29 Aug, 2011 By: Erik Gruenwedel

New poll data suggests 60% price increase for combined streaming and disc rentals starting Sept. 1 may not result in expected mass subscriber exodus

With Netflix’s rate increase set to begin this week, indications are the projected departure of millions of subscribers might not materialize, according to a new poll.

Indeed, the number of subscribers leaving the service could hover around 10% from an ongoing poll with more than 4,000 respondents commissioned by HackingNetflix.com. Media reports and some analysts contend about 2 million subs will terminate service. By comparison, Netflix lost 3.5 million subs during its most recent quarter via normal operations -- a figure offset by 5.3 million subscriber additions.

Nearly 42% said they would opt for the $7.99 streaming-only plan, while 33% said they would stick with the hybrid $15.98 streaming and disc service. Another 11.5% said they would only rent discs (starting at $7.99) while nearly 3.5% said they would put the service on hold.

When Netflix first announced the rate increase in July, a similar poll with more than 11,000 respondents found that more than 33% said they would quit the Los Gatos, Calif.-based service.

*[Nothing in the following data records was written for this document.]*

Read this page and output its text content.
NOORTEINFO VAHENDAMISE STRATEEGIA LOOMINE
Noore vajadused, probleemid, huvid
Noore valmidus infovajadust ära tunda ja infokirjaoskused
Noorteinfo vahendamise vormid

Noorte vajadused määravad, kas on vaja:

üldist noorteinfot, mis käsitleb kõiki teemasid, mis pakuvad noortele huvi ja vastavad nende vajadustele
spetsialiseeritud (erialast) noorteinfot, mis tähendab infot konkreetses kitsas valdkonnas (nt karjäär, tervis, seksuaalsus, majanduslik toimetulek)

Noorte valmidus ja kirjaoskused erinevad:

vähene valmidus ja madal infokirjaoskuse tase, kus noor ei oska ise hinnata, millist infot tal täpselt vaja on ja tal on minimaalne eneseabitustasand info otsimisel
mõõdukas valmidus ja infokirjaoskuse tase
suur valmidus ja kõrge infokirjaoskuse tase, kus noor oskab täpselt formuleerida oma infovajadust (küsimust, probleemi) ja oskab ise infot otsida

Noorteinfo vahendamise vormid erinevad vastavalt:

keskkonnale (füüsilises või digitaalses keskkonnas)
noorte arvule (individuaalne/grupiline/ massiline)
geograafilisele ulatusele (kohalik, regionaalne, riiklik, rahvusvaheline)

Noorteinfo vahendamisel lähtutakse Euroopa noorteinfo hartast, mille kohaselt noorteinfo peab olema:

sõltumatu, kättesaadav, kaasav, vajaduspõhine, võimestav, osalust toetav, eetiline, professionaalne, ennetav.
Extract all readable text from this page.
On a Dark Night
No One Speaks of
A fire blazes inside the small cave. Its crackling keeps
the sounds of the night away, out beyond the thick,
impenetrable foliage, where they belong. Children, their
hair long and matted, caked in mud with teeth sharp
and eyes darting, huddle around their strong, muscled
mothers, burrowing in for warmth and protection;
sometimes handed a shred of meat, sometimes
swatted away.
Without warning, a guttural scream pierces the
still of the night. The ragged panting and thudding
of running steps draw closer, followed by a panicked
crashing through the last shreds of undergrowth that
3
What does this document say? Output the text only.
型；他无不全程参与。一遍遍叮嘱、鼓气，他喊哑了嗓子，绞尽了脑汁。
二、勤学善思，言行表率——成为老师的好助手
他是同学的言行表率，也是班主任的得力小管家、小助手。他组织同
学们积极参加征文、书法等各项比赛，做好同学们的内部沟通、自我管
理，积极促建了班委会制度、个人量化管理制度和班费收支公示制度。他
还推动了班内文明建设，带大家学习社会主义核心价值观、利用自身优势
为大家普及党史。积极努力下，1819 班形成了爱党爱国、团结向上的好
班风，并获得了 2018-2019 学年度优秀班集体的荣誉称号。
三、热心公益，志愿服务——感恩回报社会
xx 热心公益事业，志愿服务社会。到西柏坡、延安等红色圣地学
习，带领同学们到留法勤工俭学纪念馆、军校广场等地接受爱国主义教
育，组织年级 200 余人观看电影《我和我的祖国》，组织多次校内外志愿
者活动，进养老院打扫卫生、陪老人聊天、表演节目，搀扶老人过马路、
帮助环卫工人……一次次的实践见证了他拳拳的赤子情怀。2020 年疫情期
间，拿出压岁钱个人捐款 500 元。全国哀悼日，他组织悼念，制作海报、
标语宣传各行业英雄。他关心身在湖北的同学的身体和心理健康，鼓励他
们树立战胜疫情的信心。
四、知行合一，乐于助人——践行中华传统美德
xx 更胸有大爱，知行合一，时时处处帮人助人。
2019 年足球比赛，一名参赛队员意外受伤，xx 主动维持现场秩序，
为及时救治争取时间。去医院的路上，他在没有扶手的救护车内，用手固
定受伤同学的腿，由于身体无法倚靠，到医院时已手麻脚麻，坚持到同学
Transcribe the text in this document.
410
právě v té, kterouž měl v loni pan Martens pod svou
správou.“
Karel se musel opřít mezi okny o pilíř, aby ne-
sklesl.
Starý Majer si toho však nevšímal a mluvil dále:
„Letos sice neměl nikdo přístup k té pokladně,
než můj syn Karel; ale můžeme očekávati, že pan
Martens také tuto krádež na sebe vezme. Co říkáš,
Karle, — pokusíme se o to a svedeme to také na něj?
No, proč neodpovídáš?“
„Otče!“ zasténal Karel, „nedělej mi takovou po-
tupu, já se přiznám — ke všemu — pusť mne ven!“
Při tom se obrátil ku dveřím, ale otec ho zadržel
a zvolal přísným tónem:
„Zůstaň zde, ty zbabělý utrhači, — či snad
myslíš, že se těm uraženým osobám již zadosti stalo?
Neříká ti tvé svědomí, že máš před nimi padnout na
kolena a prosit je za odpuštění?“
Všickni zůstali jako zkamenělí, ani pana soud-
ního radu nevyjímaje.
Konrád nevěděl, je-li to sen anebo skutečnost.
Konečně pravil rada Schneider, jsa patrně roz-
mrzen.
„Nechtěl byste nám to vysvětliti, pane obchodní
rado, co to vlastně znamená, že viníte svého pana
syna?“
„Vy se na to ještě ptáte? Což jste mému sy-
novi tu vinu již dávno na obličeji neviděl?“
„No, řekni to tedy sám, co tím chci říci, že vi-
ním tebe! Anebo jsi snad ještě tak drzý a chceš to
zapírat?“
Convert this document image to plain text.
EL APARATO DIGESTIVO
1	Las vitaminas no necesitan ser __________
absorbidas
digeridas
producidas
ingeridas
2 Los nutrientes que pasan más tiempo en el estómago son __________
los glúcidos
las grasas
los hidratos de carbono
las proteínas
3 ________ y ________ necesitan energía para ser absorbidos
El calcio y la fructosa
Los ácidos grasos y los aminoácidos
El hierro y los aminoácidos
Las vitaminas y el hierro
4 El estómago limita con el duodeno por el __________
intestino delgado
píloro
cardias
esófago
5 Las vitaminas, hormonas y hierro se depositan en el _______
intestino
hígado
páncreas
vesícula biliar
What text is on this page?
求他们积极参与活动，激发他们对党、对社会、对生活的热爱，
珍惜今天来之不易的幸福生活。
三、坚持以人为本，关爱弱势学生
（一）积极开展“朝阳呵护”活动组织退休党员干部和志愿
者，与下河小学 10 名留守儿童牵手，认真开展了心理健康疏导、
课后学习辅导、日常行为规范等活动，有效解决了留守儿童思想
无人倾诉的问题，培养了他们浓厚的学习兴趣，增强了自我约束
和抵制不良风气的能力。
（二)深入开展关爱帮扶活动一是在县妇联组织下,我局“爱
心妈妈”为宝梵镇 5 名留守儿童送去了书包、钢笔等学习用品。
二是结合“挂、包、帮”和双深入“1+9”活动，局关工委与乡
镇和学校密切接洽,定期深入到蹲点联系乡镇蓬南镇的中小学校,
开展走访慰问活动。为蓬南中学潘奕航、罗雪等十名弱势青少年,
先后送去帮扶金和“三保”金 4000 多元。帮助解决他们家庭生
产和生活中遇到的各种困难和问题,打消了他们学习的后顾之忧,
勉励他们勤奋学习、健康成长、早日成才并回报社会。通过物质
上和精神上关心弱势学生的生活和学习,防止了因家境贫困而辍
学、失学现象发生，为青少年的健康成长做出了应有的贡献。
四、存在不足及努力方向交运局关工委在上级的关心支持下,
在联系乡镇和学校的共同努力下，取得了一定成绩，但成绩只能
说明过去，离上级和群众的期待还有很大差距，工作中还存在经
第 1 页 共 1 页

More than 32% said they would choose the streaming-only plan, while nearly 20% said they would choose the more expensive hybrid model. More than 4% said they would seek an alternative rental service.

With many subscribers’ monthly plans billing in late August, the actual rate increase wouldn’t appear on their statements until late September — resulting in delayed action (including termination) on their accounts.

“I’m procrastinating until I see my September bill,” wrote Aka Darrell — a sentiment shared by numerous others in the comment section related to the poll.

Netflix sub Lars Barlow wondered if anxiety toward the rate hike amounted to more perception than reality.

“I think it's strange how I am too cheap to pay [for] anything more than just 1 disk and streaming,” Barlow wrote. “The price increase doesn't bother me even a little. But for some reason adding Blu-ray for $2 [a month] seems like too much. It's like buying a smartphone. I'll spend $200 on a smartphone, but you better not charge me [99 cents for] an app!”

Michael Pachter, analyst with Wedbush Securities in Los Angeles, said the drop in subs would be mitigated by the lack of rental alternatives offering similar price points in digital and physical distribution.

Pachter believes the number of Netflix subs downgrading their plans to less expensive options will be greater than projected.

“[Netflix seems] to think that around 30% of subscribers will trade down; I think that number is closer to 50%,” Pachter said.